Hi I have the following linear relation
$S(n)= 2S (n-1)+3S(n-2)$
$S(1) = 3$
$S(2) = 1$
$S(3) = ?$
1- I know I need to find $c_1$ & $c_2$ Which are $c_1 = 2 $, $c_2 = 3$
2-I Know the roots are $r_1 = 3$ and $r_2 = -1$
3 I know that the formula for the next step is $S(1) = p+ q$ and for $S(2)$, $pr_1 + qr_2$
How do I find the value $p$ & $q$ to get the right equation
You are trying to solve the linear recurrence $S(n)=2S(n-1)+3S(n)$.
The first step is solving characteristic equation $x^2-2x-3=0$; and you found the roots $r_1=3$, $r_2=-1$.
You wrote, that you know that general solution has the form $S(n)=pr_1^n+qr_2^n$, but you have to find $p$ and $q$.
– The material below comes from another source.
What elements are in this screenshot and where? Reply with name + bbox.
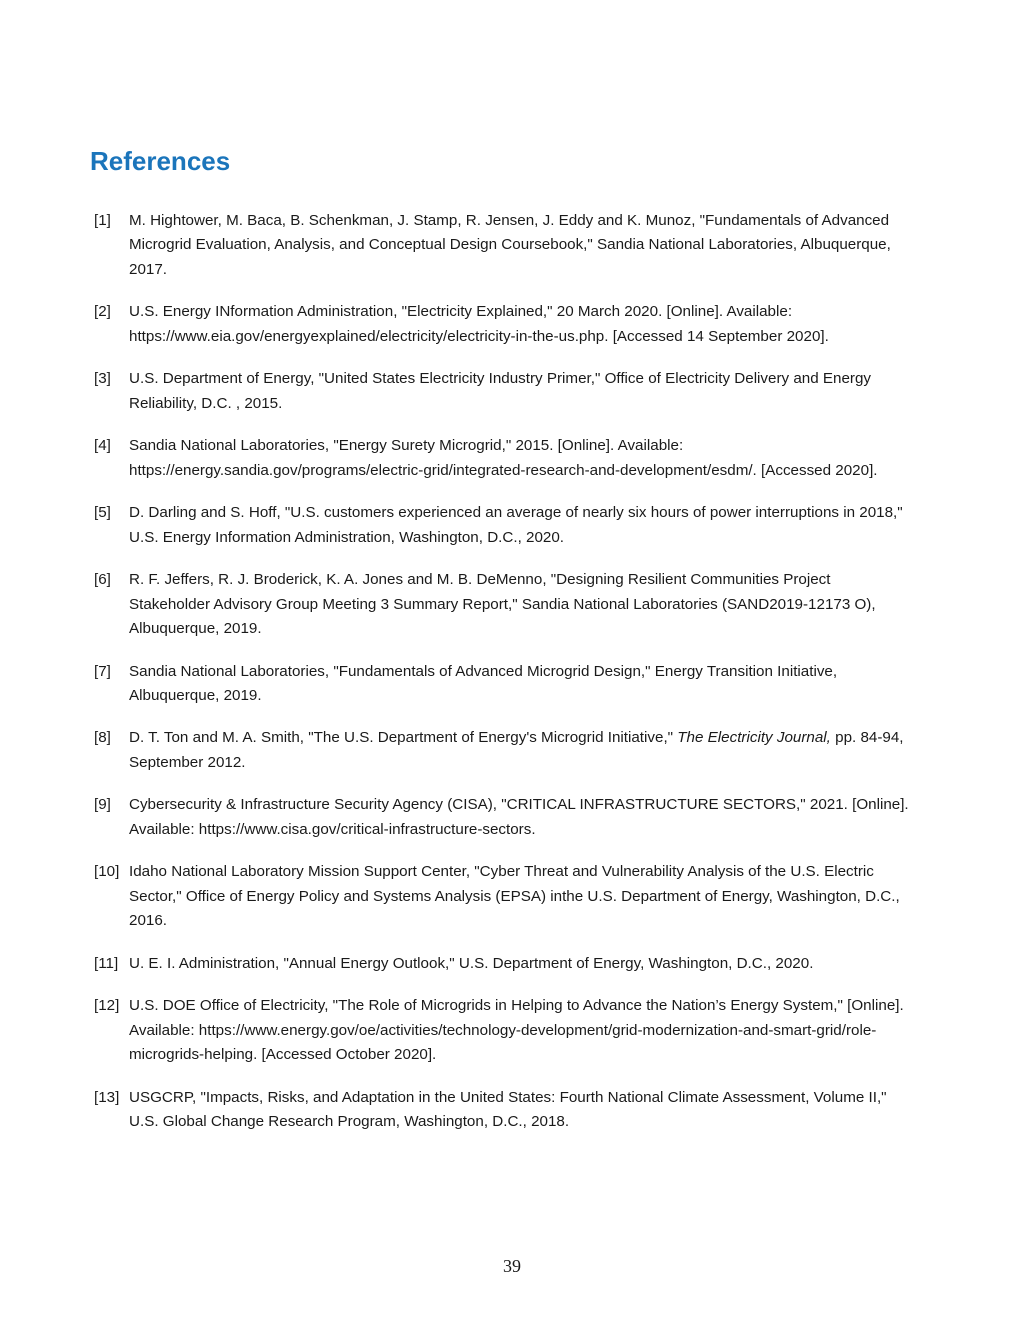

Since you know that $S(1)=p+q$, $S(2)=pr_1+qr_2$, you can simply plug the known values into these equations and you get $$ \begin{align} p+q&=3\\ 3p-q&=1 \end{align} $$
This is a very simple system of linear equations with unknowns $p$, $q$. You can solve this system to find out that $p=1$ and $q=2$.